Une photo non datée et dont le lieu n’est pas précisé de la militante iranienne des droits humains Narges Mohammadi, diffusée par la Fondation Narges Mohammadi le 2 octobre 2023. Photo NARGES MOHAMMADI FOUNDATION / AFP
Narges Mohammadi, prix Nobel de la paix 2023 emprisonnée en Iran depuis décembre, et dont la santé s'était gravement détériorée, a été libérée sous caution et transférée dimanche à Téhéran « pour être soignée par sa propre équipe médicale ».
Militante des droits humains âgé de 54 ans, Mme Mohammadi se bat depuis plus de vingt ans contre la peine de mort et le port obligatoire du voile pour les femmes, en critiquant régulièrement le régime qui gouverne l'Iran depuis la révolution islamique de 1979. Elle a été arrêtée le 12 décembre dernier à Mashhad (est) pour avoir à nouveau, lors d'une cérémonie funéraire, critiqué les autorités religieuses iraniennes, et depuis son emprisonnement à Zandjan (nord), son état de santé s'est gravement détérioré.
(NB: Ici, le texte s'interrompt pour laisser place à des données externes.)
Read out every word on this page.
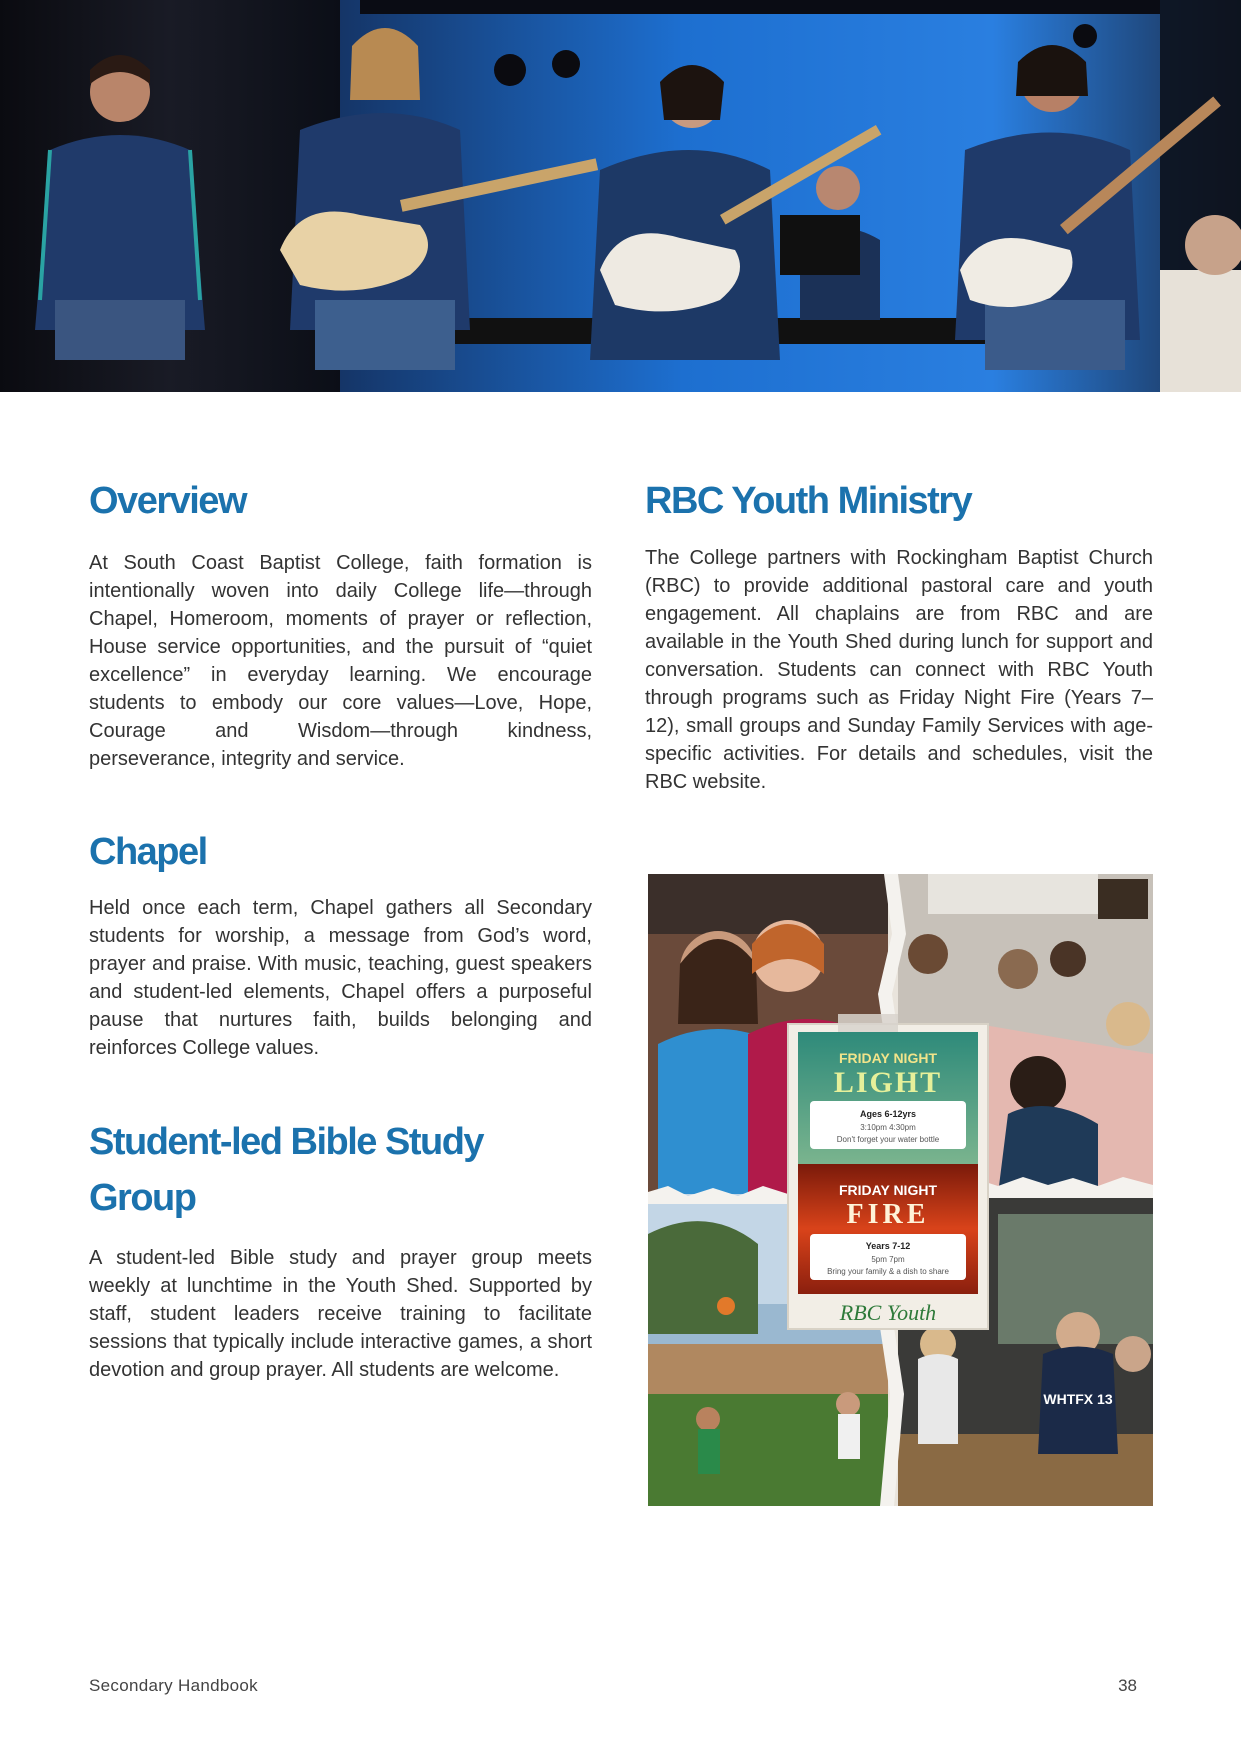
Overview

At South Coast Baptist College, faith formation is intentionally woven into daily College life—through Chapel, Homeroom, moments of prayer or reflection, House service opportunities, and the pursuit of “quiet excellence” in everyday learning. We encourage students to embody our core values—Love, Hope, Courage and Wisdom—through kindness, perseverance, integrity and service.

Chapel

Held once each term, Chapel gathers all Secondary students for worship, a message from God’s word, prayer and praise. With music, teaching, guest speakers and student-led elements, Chapel offers a purposeful pause that nurtures faith, builds belonging and reinforces College values.

Student-led Bible Study
Group

A student-led Bible study and prayer group meets weekly at lunchtime in the Youth Shed. Supported by staff, student leaders receive training to facilitate sessions that typically include interactive games, a short devotion and group prayer. All students are welcome.

RBC Youth Ministry

The College partners with Rockingham Baptist Church (RBC) to provide additional pastoral care and youth engagement. All chaplains are from RBC and are available in the Youth Shed during lunch for support and conversation. Students can connect with RBC Youth through programs such as Friday Night Fire (Years 7–12), small groups and Sunday Family Services with age-specific activities. For details and schedules, visit the RBC website.

WHTFX 13
FRIDAY NIGHT
LIGHT
Ages 6-12yrs
3:10pm 4:30pm
Don't forget your water bottle
FRIDAY NIGHT
FIRE
Years 7-12
5pm 7pm
Bring your family & a dish to share
RBC Youth
Secondary Handbook	38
Les autorités iraniennes l'ont finalement libérée et elle a été transférée à Téhéran pour recevoir un traitement médical, a annoncé sa fondation dimanche.
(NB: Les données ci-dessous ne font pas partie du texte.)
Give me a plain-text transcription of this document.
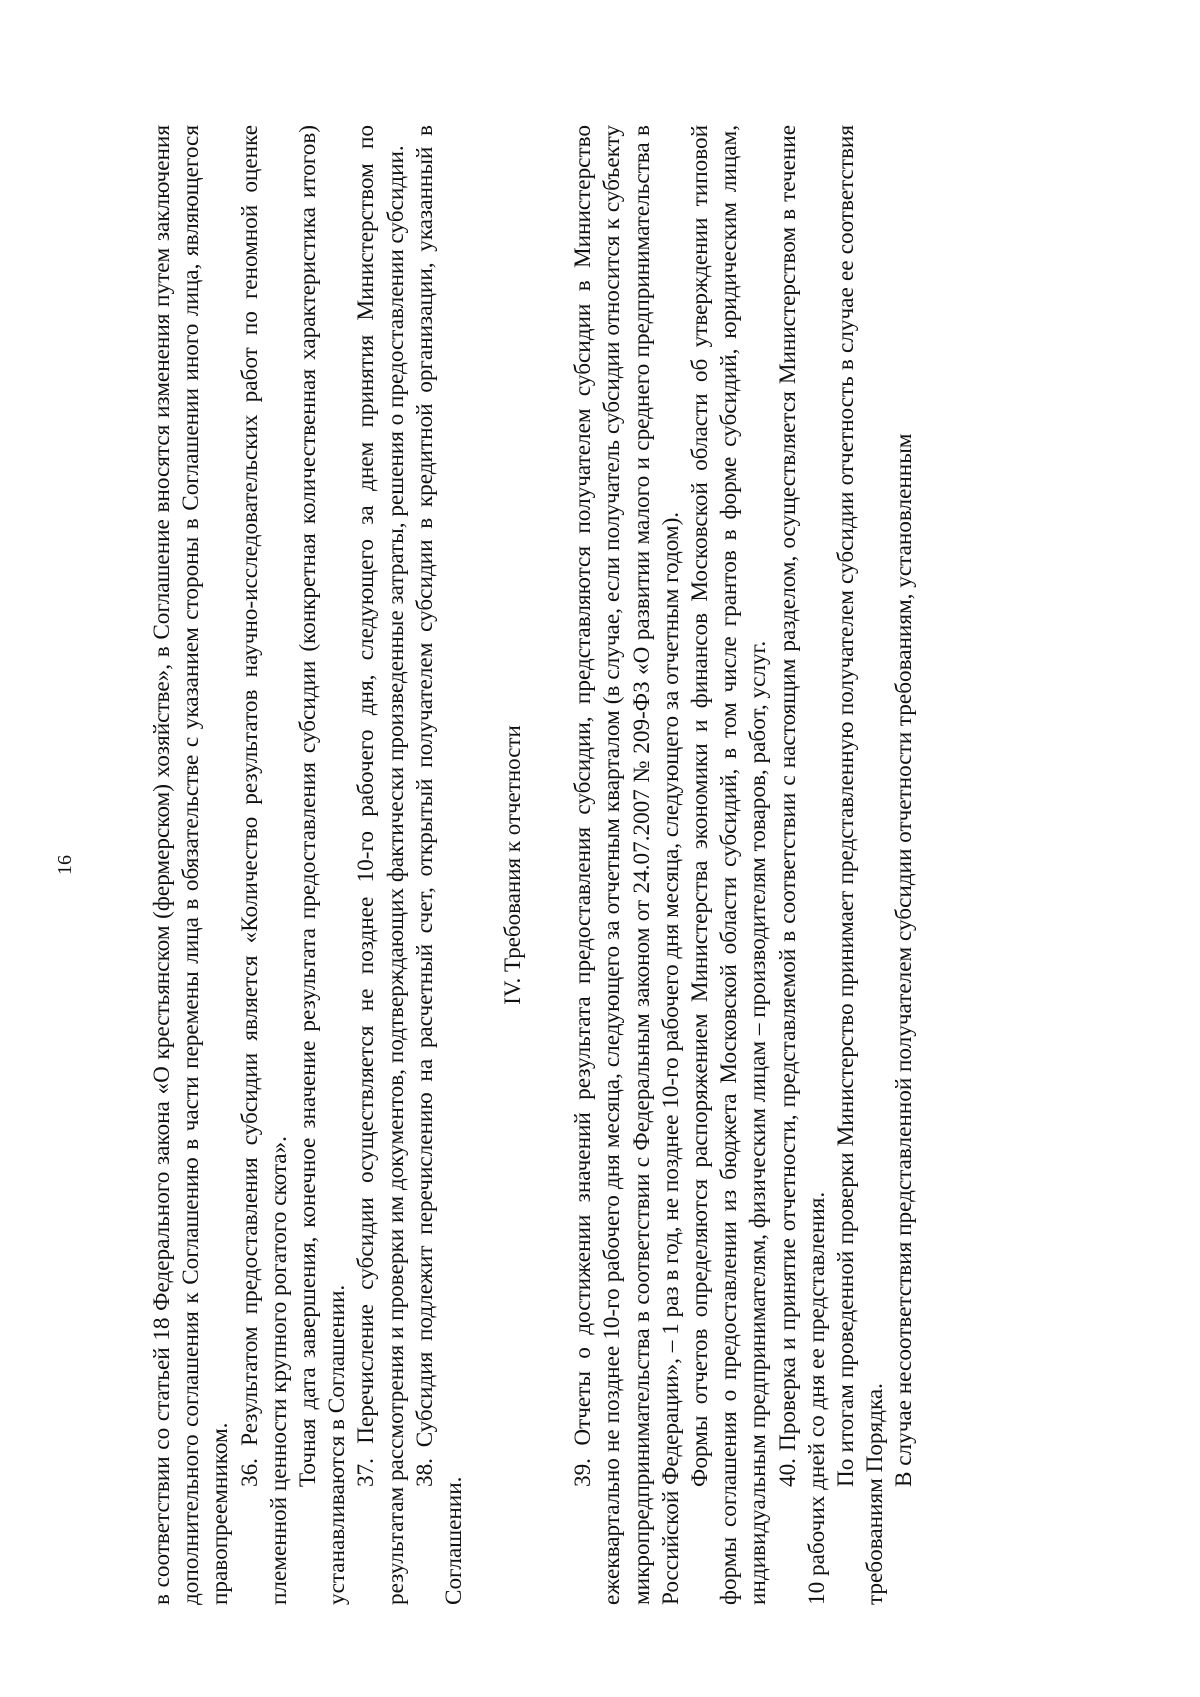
16	в соответствии со статьей 18 Федерального закона «О крестьянском (фермерском) хозяйстве», в Соглашение вносятся изменения путем заключения дополнительного соглашения к Соглашению в части перемены лица в обязательстве с указанием стороны в Соглашении иного лица, являющегося правопреемником.

36. Результатом предоставления субсидии является «Количество результатов научно-исследовательских работ по геномной оценке племенной ценности крупного рогатого скота». Точная дата завершения, конечное значение результата предоставления субсидии (конкретная количественная характеристика итогов) устанавливаются в Соглашении. 37. Перечисление субсидии осуществляется не позднее 10-го рабочего дня, следующего за днем принятия Министерством по результатам рассмотрения и проверки им документов, подтверждающих фактически произведенные затраты, решения о предоставлении субсидии. 38. Субсидия подлежит перечислению на расчетный счет, открытый получателем субсидии в кредитной организации, указанный в Соглашении.

IV. Требования к отчетности 39. Отчеты о достижении значений результата предоставления субсидии, представляются получателем субсидии в Министерство ежеквартально не позднее 10-го рабочего дня месяца, следующего за отчетным кварталом (в случае, если получатель субсидии относится к субъекту микропредпринимательства в соответствии с Федеральным законом от 24.07.2007 № 209-ФЗ «О развитии малого и среднего предпринимательства в Российской Федерации», – 1 раз в год, не позднее 10-го рабочего дня месяца, следующего за отчетным годом). Формы отчетов определяются распоряжением Министерства экономики и финансов Московской области об утверждении типовой формы соглашения о предоставлении из бюджета Московской области субсидий, в том числе грантов в форме субсидий, юридическим лицам, индивидуальным предпринимателям, физическим лицам – производителям товаров, работ, услуг. 40. Проверка и принятие отчетности, представляемой в соответствии с настоящим разделом, осуществляется Министерством в течение 10 рабочих дней со дня ее представления. По итогам проведенной проверки Министерство принимает представленную получателем субсидии отчетность в случае ее соответствия требованиям Порядка.

В случае несоответствия представленной получателем субсидии отчетности требованиям, установленным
Mme Mohammadi « a bénéficié d'une suspension de peine contre une caution importante », a-t-elle ajouté dans un communiqué, sans en dévoiler le montant. La prix Nobel a été transférée en ambulance vers un hôpital de Téhéran « pour être soignée par sa propre équipe médicale », a encore précisé la fondation.
Son avocat iranien, Mostafa Nili, a confirmé sur X qu'elle avait été transférée à Téhéran dimanche matin « à la suite d'une ordonnance suspendant son exécution de peine pour raisons médicales ». « La vie de Narges Mohammadi ne tient qu'à un fil », a déclaré son époux, Taghi Rahmani, qui réside à Paris, dans un communiqué. « Bien qu'elle soit actuellement hospitalisée suite à une grave défaillance de son état de santé, un transfert temporaire est insuffisant. Narges ne doit en aucun cas être renvoyée dans les conditions qui ont altéré sa santé », a-t-il ajouté.
« Le monde est témoin »
Sa fondation a déclaré qu'elle avait besoin de soins spécialisés et qu'il fallait « s'assurer qu'elle ne retourne jamais en prison pour purger les 18 années restantes de sa peine ».
Narges Mohammadi a subi deux crises cardiaques présumées en prison, le 24 mars puis le 1er mai. Après la dernière, elle a été transportée d'urgence à l'hôpital de Zandjan pour y être soignée. Son comité de soutien à Paris a alors assuré qu'elle risquait de mourir. Elle a perdu 20 kg en prison, a des difficultés à s'exprimer et est devenue « méconnaissable » par rapport à son état avant sa dernière arrestation, a affirmé mardi son avocate parisienne, Chirinne Ardakani.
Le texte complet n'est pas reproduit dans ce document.